Additionally, it is unclear what the “pertinent provisions of the International Health Regulations” pursuant to Annex 9 refer to. Black’s Law Dictionary defines “pertinent” as “pertaining to the issue at hand”. A narrow reading of this clause would restrict this reference to those provisions of the IHR that deal directly with aircraft, points of entry, and international conveyances. However, the respective treaty bodies formulated the IHR and Annex 9 to interconnect with each other to prevent airborne spread of diseases. Timely notification and information about health threats are thus a necessary prerequisite for specific measures, including those affecting aircraft. In short, in our view a state that violates essential IHR provisions such as the obligation to notify of Art. 6 cannot in good faith perform the “pertinent provisions” of Annex 9. Considering the present case of China’s conduct regarding COVID-19, such an expansive view is even more warranted considering that China is already bound by the IHR independently of Annex 9. The question of “pertinent provisions” merely determines over which violations of the IHR the ICAO Council has jurisdiction.

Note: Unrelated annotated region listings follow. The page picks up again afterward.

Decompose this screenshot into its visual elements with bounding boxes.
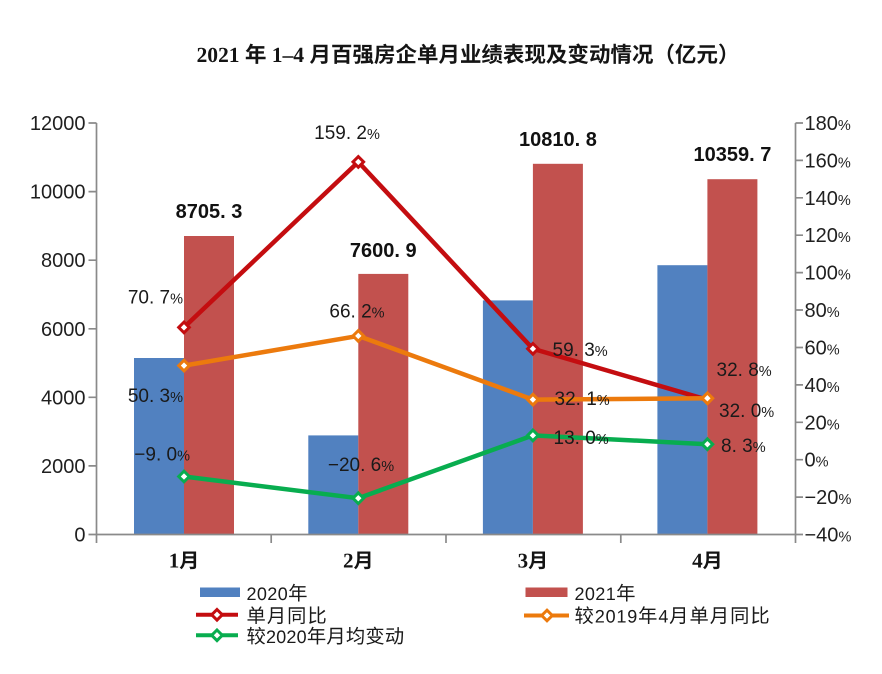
svg-text:20%: 20%: [805, 412, 840, 434]
svg-text:70. 7%: 70. 7%: [128, 288, 183, 309]
svg-text:−20. 6%: −20. 6%: [328, 455, 394, 476]
svg-text:32. 8%: 32. 8%: [717, 360, 772, 381]
svg-text:10000: 10000: [30, 182, 86, 204]
svg-text:100%: 100%: [805, 263, 851, 285]
svg-text:7600. 9: 7600. 9: [350, 240, 417, 262]
svg-text:80%: 80%: [805, 300, 840, 322]
svg-text:8000: 8000: [41, 250, 86, 272]
svg-text:120%: 120%: [805, 225, 851, 247]
svg-text:−20%: −20%: [805, 487, 852, 509]
svg-text:12000: 12000: [30, 113, 86, 135]
svg-text:32. 0%: 32. 0%: [719, 401, 774, 422]
svg-text:140%: 140%: [805, 188, 851, 210]
svg-text:10359. 7: 10359. 7: [693, 144, 771, 166]
svg-text:8705. 3: 8705. 3: [176, 201, 243, 223]
svg-text:66. 2%: 66. 2%: [329, 302, 384, 323]
svg-text:180%: 180%: [805, 113, 851, 135]
svg-text:60%: 60%: [805, 337, 840, 359]
svg-text:59. 3%: 59. 3%: [553, 340, 608, 361]
svg-text:32. 1%: 32. 1%: [555, 389, 610, 410]
svg-text:−40%: −40%: [805, 525, 852, 547]
svg-text:159. 2%: 159. 2%: [314, 123, 380, 144]
svg-text:10810. 8: 10810. 8: [519, 129, 597, 151]
svg-text:4000: 4000: [41, 387, 86, 409]
svg-text:50. 3%: 50. 3%: [128, 386, 183, 407]
svg-text:0%: 0%: [805, 450, 829, 472]
svg-text:2000: 2000: [41, 456, 86, 478]
svg-text:40%: 40%: [805, 375, 840, 397]
svg-text:13. 0%: 13. 0%: [554, 428, 609, 449]
svg-text:0: 0: [74, 525, 85, 547]
svg-text:160%: 160%: [805, 150, 851, 172]
svg-text:8. 3%: 8. 3%: [721, 436, 766, 457]
svg-text:−9. 0%: −9. 0%: [134, 445, 190, 466]
svg-text:6000: 6000: [41, 319, 86, 341]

At first glance, it might seem far-fetched that a highly technical organization dedicated to regulating the minutiae of civil aviation is the proper forum for claims arising out of a viral pandemic. However, air travel vastly facilitated the transnational spread of the novel coronavirus and as timely notification and information-sharing pursuant to WHO Regulations could have slowed down or prevented it, the ICAO Council could serve as a proper forum for this dispute. As outlined above, pursuing claims against China through ICAO raises both procedural and substantive questions. The ICAO Council and the ICJ are the only ones who could deliver definite answers.